Thursday, September 19, 2013

calculus of variations

i am about to start the topic of variational calculus in classical mechanics.   The idea is that you describe motion as a trajectory (path) in time, and you imagine other paths than the one actually followed.   we call this imagined path the varied path “del-x”.   A key idea is the difference between this type of variation and the derivative from ordinary calculus,  usually called dx:   The derivative compares position at different times, where-as the del-x compares positions at the same time. 
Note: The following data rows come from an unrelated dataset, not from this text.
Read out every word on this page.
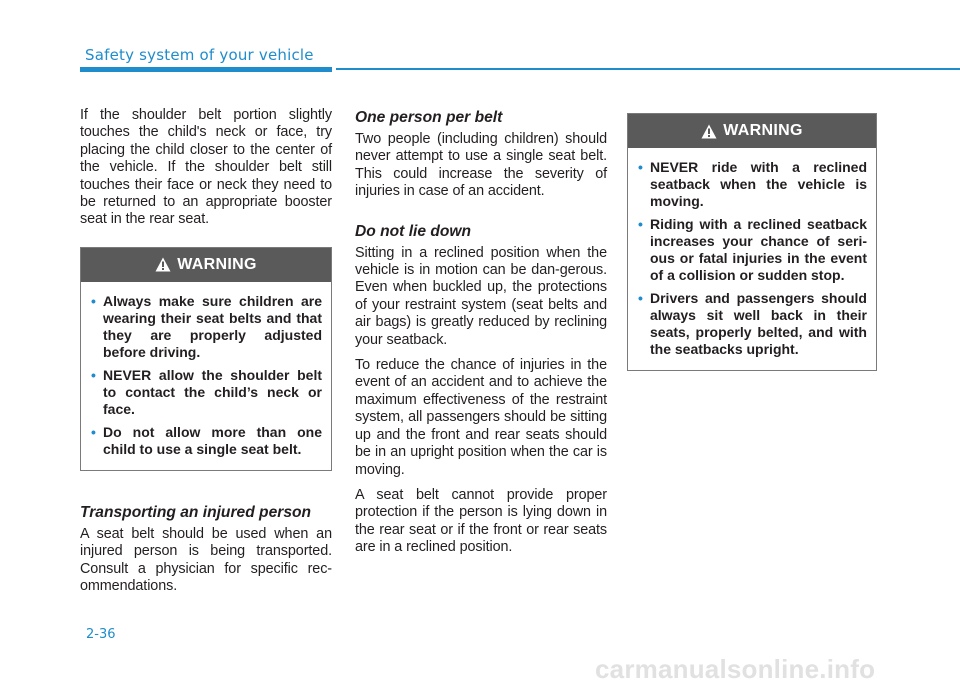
Safety system of your vehicle

If the shoulder belt portion slightly touches the child's neck or face, try placing the child closer to the center of the vehicle. If the shoulder belt still touches their face or neck they need to be returned to an appropriate booster seat in the rear seat.

WARNING
• Always make sure children are wearing their seat belts and that they are properly adjusted before driving.
• NEVER allow the shoulder belt to contact the child’s neck or face.
• Do not allow more than one child to use a single seat belt.
Transporting an injured person

A seat belt should be used when an injured person is being transported. Consult a physician for specific rec-ommendations.

One person per belt

Two people (including children) should never attempt to use a single seat belt. This could increase the severity of injuries in case of an accident.

Do not lie down

Sitting in a reclined position when the vehicle is in motion can be dan-gerous. Even when buckled up, the protections of your restraint system (seat belts and air bags) is greatly reduced by reclining your seatback.

To reduce the chance of injuries in the event of an accident and to achieve the maximum effectiveness of the restraint system, all passengers should be sitting up and the front and rear seats should be in an upright position when the car is moving.

A seat belt cannot provide proper protection if the person is lying down in the rear seat or if the front or rear seats are in a reclined position.

WARNING
• NEVER ride with a reclined seatback when the vehicle is moving.
• Riding with a reclined seatback increases your chance of seri-ous or fatal injuries in the event of a collision or sudden stop.
• Drivers and passengers should always sit well back in their seats, properly belted, and with the seatbacks upright.
2-36
carmanualsonline.info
What is he difference between dreaming and hallucinating?  Dreams occur in an imagined time-- events can happen as fast or slow as necessary.  in this sense
they are derivative, the time in which they occur is as imagined as the dream itself.   Things can be imagined to happen fast or slow.  Hallucinations, however occur in real time.  They are analogous to the path variations.  As I experienced them, they could not be sped up or slowed down;  they had to be lived through.    In the course of many long hours, they became more elaborate and ritualized.   For example, with my bed sheet as keyboard and mouse I was typing long paragraphs on the wall and ceiling.   I was seeing all the objects in my room as geometric shapes,  then projecting them onto the walls in two-dimensions and trying to draw lines through all the shapes using my mouse.   this would become more difficult as people would bring supplies into my room and leave them.  the holes in my ceiling tiles needed to be organized into patterns.  yes, pattern recognition needed to be done everywhere.  The hair on the head of the nurse become an elaborate pattern recognition problem, deconstructed into various geometric shapes.  mountains and stars appeared in the window that needed to be catalogued.  Over my shoulder, a man was standing on a platform against the wall praying.  And then one night I was talking in great detail about Egyptian astronomy with a doctor from “the institute”  who was able to dazzle me by spinning his arms.   (There was the clock on the wall above the bathroom door).   But the point is it went on and on, in real time.  Which was two weeks, day and night.   Towards the end, reality started to mix in but is was always hard to tell what was real and what wasn’t.  Meg was there, and our friend Susan.   But so was the little girl in the corner that Meg couldn’t see and the family of young Jewish immigrants that came and camped in my room after Meg left at night.  Please leave and let me get some rest!  


But all this in real-time.  calculus of variations.